Raise your hand if you love Lucedale City Park! If you raised your hand, how about helping raise a little money? Whether you can give five bucks or five grand, any amount will help the park update its playground equipment.
In this column, you’ll learn a little about the history of our splendid park and how you can help with the current project designed to give our children tools to develop important motor and coordination skills.
According to a historical accounting in By the Rivers of Water Volume II, Gregory Luce donated 30 acres within the city limits for a municipal park in the early 1900s. However, the park area was a cut-over wooded place with undergrowth of scrub oak, bushy plants, and vines. It had also become a collection place for all sorts of garbage. In order for the spot to be used as a park, much work had to be done.
The Business Girls Club initiated a clean-up effort soon after they formed in 1928 to rid the park of undergrowth and garbage. In 1929, the club raised money to build a bandstand in the park and to equip the park with four tables, 12 benches, and six swings. The tables, benches, and swings were purchased from Lucedale Commercial Company for $37. These actions, among many others, were accomplished by a group of working women almost a hundred years ago when most women did not work outside the home.
A section of the park’s northwest corner is designated for swings and other playground equipment. In the mid-1990s it became evident the equipment was deteriorated and presented a danger for children; thus, it was replaced with top-quality equipment including new swings and a large interactive jungle gym. Last year, those playground pieces were deemed rusty, exhausted, and hazardous. The faulty pieces were immediately removed from the park and an effort was initiated to rebuild the playground area.
Phase One of the project is expected to begin soon and city officials hope the earthwork (drainage, elevation, and retention walls) will be done this fall. The total project is expected to cost $460,000. Grants and donations will fund the project. The city’s goal for donations is $200,000. So far, $104,000 has been raised. All donations are tax-deductible. To make a contribution, contact City Hall at 601-947-2082.
When Luce donated this great big hole near the city’s center that we affectionately call City Park, the site was not suited for farming or constructing buildings; yet it made the perfect park. Throughout the years, a host of visionaries have put on their thinking caps, and the park has gradually evolved into a little paradise. Its luscious green hillsides are not only fun for children to run and roll down, but they also make terrific spots for picnics.
When Dana Nelson moved to Lucedale in the late 1980s, her mind’s eye saw the park as a natural stage.
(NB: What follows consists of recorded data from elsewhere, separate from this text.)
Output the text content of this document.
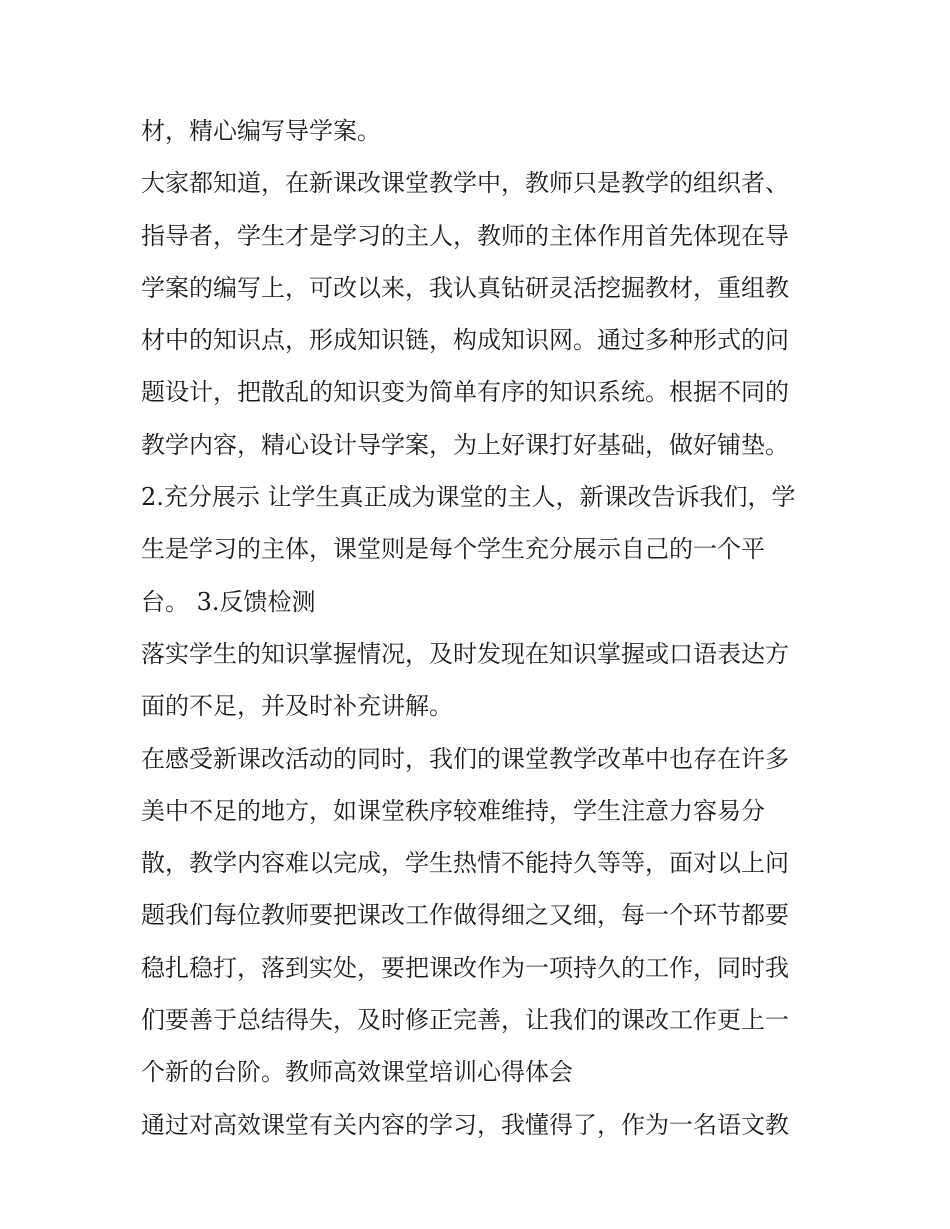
材，精心编写导学案。
大家都知道，在新课改课堂教学中，教师只是教学的组织者、
指导者，学生才是学习的主人，教师的主体作用首先体现在导
学案的编写上，可改以来，我认真钻研灵活挖掘教材，重组教
材中的知识点，形成知识链，构成知识网。通过多种形式的问
题设计，把散乱的知识变为简单有序的知识系统。根据不同的
教学内容，精心设计导学案，为上好课打好基础，做好铺垫。
2.充分展示 让学生真正成为课堂的主人，新课改告诉我们，学
生是学习的主体，课堂则是每个学生充分展示自己的一个平
台。 3.反馈检测
落实学生的知识掌握情况，及时发现在知识掌握或口语表达方
面的不足，并及时补充讲解。
在感受新课改活动的同时，我们的课堂教学改革中也存在许多
美中不足的地方，如课堂秩序较难维持，学生注意力容易分
散，教学内容难以完成，学生热情不能持久等等，面对以上问
题我们每位教师要把课改工作做得细之又细，每一个环节都要
稳扎稳打，落到实处，要把课改作为一项持久的工作，同时我
们要善于总结得失，及时修正完善，让我们的课改工作更上一
个新的台阶。教师高效课堂培训心得体会
通过对高效课堂有关内容的学习，我懂得了，作为一名语文教
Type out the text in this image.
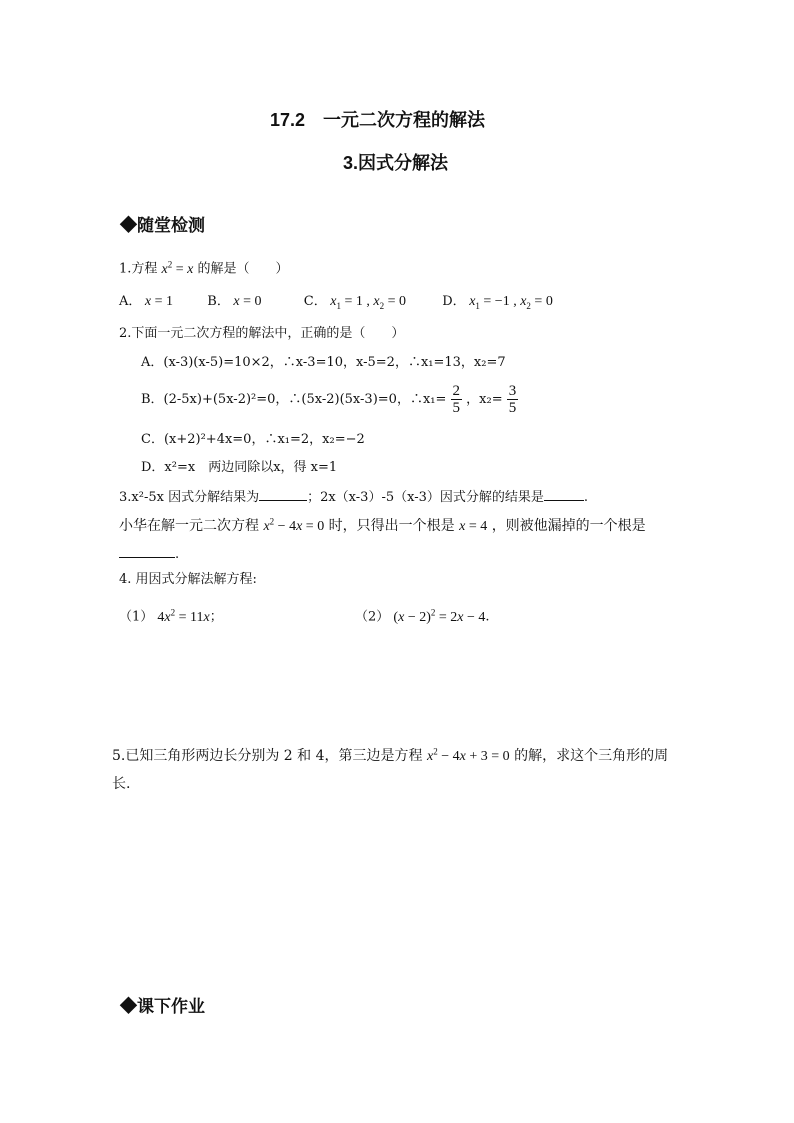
17.2　一元二次方程的解法
3.因式分解法
◆随堂检测
1.方程 $x^2 = x$ 的解是（　　）
A． x = 1	B． x = 0	C． $x_1 = 1$ , $x_2 = 0$	D． $x_1 = -1$ , $x_2 = 0$
2.下面一元二次方程的解法中，正确的是（　　）
A．(x-3)(x-5)=10×2，∴x-3=10，x-5=2，∴x₁=13，x₂=7
B．(2-5x)+(5x-2)²=0，∴(5x-2)(5x-3)=0，∴x₁= $\frac{2}{5}$ ，$x_2= \frac{3}{5}$
C．(x+2)²+4x=0，∴x₁=2，x₂=−2
D．x²=x　两边同除以x，得 x=1
3.x²-5x 因式分解结果为	；2x（x-3）-5（x-3）因式分解的结果是	.
小华在解一元二次方程 $x^2 - 4x = 0$ 时，只得出一个根是 x = 4 ，则被他漏掉的一个根是
.
4. 用因式分解法解方程:
（1） $4x^2 = 11x$；	（2） $(x - 2)^2 = 2x - 4$.
5.已知三角形两边长分别为 2 和 4，第三边是方程 $x^2 - 4x + 3 = 0$ 的解，求这个三角形的周
长.
◆课下作业
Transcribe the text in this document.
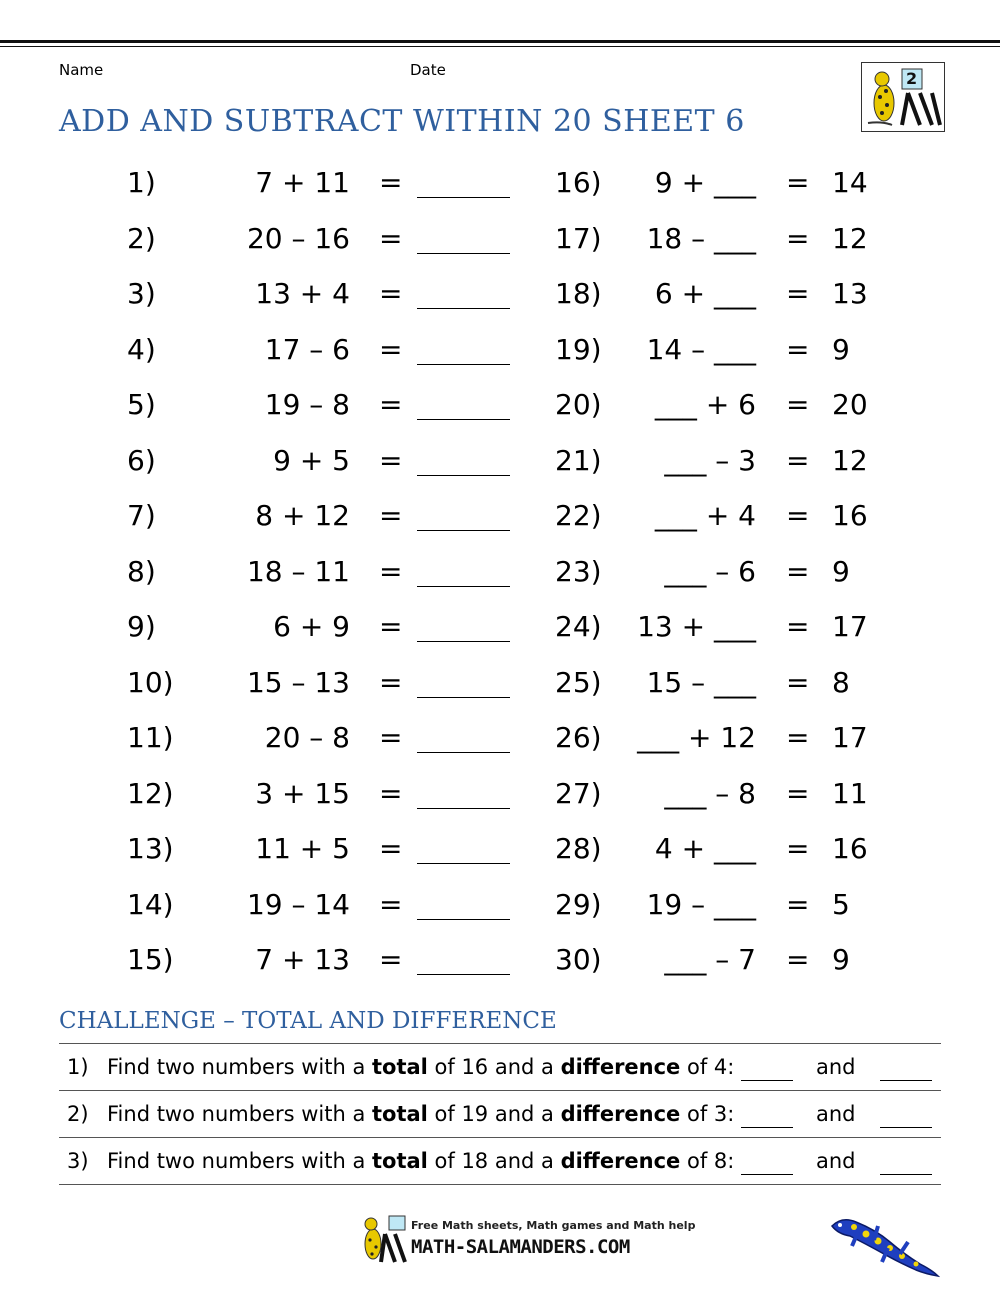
Name	Date
ADD AND SUBTRACT WITHIN 20 SHEET 6
2
1)	7 + 11 =
2)	20 – 16 =
3)	13 + 4 =
4)	17 – 6 =
5)	19 – 8 =
6)	9 + 5 =
7)	8 + 12 =
8)	18 – 11 =
9)	6 + 9 =
10)	15 – 13 =
11)	20 – 8 =
12)	3 + 15 =
13)	11 + 5 =
14)	19 – 14 =
15)	7 + 13 =
16) 9 + ___ = 14
17) 18 – ___ = 12
18) 6 + ___ = 13
19) 14 – ___ = 9
20) ___ + 6 = 20
21) ___ – 3 = 12
22) ___ + 4 = 16
23) ___ – 6 = 9
24) 13 + ___ = 17
25) 15 – ___ = 8
26) ___ + 12 = 17
27) ___ – 8 = 11
28) 4 + ___ = 16
29) 19 – ___ = 5
30) ___ – 7 = 9
CHALLENGE – TOTAL AND DIFFERENCE
1) Find two numbers with a total of 16 and a difference of 4:	and
2) Find two numbers with a total of 19 and a difference of 3:	and
3) Find two numbers with a total of 18 and a difference of 8:	and
Free Math sheets, Math games and Math help
MATH-SALAMANDERS.COM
Her vision evolved into Shakespeare in the Park, an annual affair that took place throughout the 1990s and early 2000s. An accomplished performing artist, Nelson directed the event consisting of a series of scenes from plays written by the great bard. This “hole” is a God-made amphitheater. Like Nelson, Jay and Kim Davis also visualized big things in the park. The couple spearheaded Lucedale’s famous Praise in the Park, an annual Christian music festival that lasted 10 years drawing thousands and thousands of people to hear big-name contemporary gospel artists.
The hillside provides natural seating for events staged at the foot of the hill and a second project of the City of Lucedale is to build a permanent stage there. The late Jim Corley left his legacy all over the park. An engineer and an artist, Corley designed the concrete Elizabethan theater behind the pavilion and lined the seating area with tiles made by George County students. He also designed the war memorial firepit, splash pad, red bridge, and veterans’ memorial sundial, which serves as the site of an annual Veterans’ Day event.
In addition to theatrics and trees, the park features the old city jail, a historic schoolhouse, grilling stations, and the county’s only tennis courts. Let’s raise the money necessary to give it the equipment it needs for the sake of children.
Raise your hand if you know a good reason to play in the park.